Return of the Repressed: Visual Artists Rights Act

Once again we face the predicament of giving judges the right to decide when something is art. If this rings a bell, it’s probably tolling from Massachusetts. Anyhow, Donn Zaretsky at the Art Law Blog comments on the recent lawsuit brought by Robert Rauschenberg against Robert Fontaine, claiming that Fontaine infringed Rauschenberg’s VARA rights when Fontaine sold some of Rauschenberg’s trash as art. It’s not clear to us how Fontaine went about this: whether he claimed the work to be an authentic Rauschenberg or whether Fontaine simply sold it as discarded junk from Rauschenberg’s trash heap (word is Fontaine sold some of this trash with forged certificates of authenticity).

Anyone following Rauschenberg’s demise since his combine days probably agrees that there is no difference between his art and trash, but this will be a defining moment for Fontaine if the judge agrees it is art, and therefore eligible for VARA protection. Otherwise, it’s just junk and according to Fontaine’s lawyers, subject to the laws of abandoned property, giving Fontaine the right to make or do with it as he sees fit (art or otherwise). However, Zaretsky does have a point that other copyrights may still apply, but perhaps only if Fontaine’s reworking of Rauschenberg’s trash/art is not transformative enough. Read Mark Randazza thoughts and why he believes VARA is useless here.

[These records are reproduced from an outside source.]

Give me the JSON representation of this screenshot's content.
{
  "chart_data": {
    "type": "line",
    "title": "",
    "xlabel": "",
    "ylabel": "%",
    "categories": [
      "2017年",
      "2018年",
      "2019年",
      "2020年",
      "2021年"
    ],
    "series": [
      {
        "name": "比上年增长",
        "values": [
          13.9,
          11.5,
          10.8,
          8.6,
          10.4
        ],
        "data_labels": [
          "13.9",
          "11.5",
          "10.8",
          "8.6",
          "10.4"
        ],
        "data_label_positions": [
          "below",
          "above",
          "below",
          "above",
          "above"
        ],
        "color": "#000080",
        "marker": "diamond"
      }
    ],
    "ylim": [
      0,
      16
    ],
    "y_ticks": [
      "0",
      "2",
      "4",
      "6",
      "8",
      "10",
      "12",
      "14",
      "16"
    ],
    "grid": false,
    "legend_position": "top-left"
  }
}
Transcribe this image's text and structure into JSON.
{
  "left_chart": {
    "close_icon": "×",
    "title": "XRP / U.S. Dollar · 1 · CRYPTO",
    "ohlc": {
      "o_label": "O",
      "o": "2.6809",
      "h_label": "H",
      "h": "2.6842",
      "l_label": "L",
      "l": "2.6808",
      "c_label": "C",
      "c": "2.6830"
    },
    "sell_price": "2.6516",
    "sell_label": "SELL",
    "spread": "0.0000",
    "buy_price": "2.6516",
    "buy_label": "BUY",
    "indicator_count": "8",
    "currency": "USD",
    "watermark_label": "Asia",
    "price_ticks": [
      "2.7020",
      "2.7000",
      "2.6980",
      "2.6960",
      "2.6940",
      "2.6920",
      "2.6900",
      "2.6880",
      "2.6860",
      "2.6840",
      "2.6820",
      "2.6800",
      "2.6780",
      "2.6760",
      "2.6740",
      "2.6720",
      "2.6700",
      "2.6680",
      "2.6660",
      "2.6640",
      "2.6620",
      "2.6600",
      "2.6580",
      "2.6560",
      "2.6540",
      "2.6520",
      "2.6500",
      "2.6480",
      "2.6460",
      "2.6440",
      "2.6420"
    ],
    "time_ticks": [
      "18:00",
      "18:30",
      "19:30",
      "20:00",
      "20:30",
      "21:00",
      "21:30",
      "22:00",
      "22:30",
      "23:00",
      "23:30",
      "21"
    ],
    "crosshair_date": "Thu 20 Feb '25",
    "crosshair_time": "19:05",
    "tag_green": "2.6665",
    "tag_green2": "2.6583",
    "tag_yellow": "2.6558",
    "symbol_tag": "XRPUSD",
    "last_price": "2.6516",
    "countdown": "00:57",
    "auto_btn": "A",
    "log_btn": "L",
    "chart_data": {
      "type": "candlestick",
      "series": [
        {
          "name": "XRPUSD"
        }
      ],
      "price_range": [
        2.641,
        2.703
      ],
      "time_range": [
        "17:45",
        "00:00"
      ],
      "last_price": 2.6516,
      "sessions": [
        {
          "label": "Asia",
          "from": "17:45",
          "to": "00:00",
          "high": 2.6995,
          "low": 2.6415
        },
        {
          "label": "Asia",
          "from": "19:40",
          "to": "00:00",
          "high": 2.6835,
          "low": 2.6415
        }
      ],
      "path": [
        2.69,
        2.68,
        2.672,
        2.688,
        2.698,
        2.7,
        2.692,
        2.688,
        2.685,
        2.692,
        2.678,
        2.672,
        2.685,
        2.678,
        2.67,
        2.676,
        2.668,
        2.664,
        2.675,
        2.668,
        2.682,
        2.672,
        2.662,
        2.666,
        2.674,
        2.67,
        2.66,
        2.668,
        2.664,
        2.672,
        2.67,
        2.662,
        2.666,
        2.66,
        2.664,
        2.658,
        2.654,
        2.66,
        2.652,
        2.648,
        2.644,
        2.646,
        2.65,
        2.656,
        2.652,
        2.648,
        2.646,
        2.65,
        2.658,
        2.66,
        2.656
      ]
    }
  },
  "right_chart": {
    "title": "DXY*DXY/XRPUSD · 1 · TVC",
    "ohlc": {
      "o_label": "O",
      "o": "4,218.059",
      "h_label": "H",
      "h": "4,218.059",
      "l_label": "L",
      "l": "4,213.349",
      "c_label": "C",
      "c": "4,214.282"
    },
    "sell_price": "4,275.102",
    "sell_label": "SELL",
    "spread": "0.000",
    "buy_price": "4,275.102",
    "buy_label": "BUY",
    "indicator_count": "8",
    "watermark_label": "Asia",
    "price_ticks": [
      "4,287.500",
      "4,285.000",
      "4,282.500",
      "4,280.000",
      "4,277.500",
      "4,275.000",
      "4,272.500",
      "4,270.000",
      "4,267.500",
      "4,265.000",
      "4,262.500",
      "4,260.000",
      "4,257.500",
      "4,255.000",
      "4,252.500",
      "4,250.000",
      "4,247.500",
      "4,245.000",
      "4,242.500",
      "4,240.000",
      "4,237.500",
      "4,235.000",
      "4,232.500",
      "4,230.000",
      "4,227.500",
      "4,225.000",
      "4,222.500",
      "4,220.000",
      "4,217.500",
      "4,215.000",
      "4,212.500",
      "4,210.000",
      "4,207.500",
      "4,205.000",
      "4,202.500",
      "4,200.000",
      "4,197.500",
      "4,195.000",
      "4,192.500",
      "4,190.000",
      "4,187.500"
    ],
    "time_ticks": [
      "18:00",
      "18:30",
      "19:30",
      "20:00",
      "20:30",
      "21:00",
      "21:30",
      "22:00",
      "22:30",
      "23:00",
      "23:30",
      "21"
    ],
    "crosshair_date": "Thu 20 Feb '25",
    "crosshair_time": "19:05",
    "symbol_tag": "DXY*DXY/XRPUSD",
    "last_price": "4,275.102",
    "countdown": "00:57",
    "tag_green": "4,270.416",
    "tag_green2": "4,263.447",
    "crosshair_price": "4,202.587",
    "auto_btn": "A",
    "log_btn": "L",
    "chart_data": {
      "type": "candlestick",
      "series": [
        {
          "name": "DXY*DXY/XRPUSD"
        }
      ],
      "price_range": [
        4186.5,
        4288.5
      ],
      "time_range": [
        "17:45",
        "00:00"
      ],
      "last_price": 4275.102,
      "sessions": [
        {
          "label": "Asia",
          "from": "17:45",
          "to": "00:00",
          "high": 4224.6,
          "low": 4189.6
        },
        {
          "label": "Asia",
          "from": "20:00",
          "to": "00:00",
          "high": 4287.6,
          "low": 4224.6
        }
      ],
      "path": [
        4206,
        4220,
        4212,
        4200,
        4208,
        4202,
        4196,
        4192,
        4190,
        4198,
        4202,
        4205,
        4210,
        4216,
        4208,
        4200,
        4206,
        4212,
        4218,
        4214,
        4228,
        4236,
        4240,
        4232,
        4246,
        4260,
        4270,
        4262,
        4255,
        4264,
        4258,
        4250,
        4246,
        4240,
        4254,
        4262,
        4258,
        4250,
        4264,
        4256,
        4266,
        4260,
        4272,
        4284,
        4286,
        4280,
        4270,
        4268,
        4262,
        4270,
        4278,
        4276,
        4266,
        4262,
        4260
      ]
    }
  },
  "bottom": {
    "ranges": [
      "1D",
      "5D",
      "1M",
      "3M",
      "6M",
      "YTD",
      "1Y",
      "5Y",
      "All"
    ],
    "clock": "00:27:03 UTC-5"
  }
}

Incidentally, Willam Patry in his blog parcels out why a “mutilation” of a reproduction of an artwork is not in violation of its VARA rights. He gives an “example of someone who buys (assume a protected work of visual art) and then paints by hand a new work that represents a “mutilation” of the protected work, there is no violation of VARA, but there would be a violation of the right to prepare derivative works under Section 106, assuming the artist had not transferred his or her economic rights. If the artist had transferred those rights, he or she is simply out of luck.”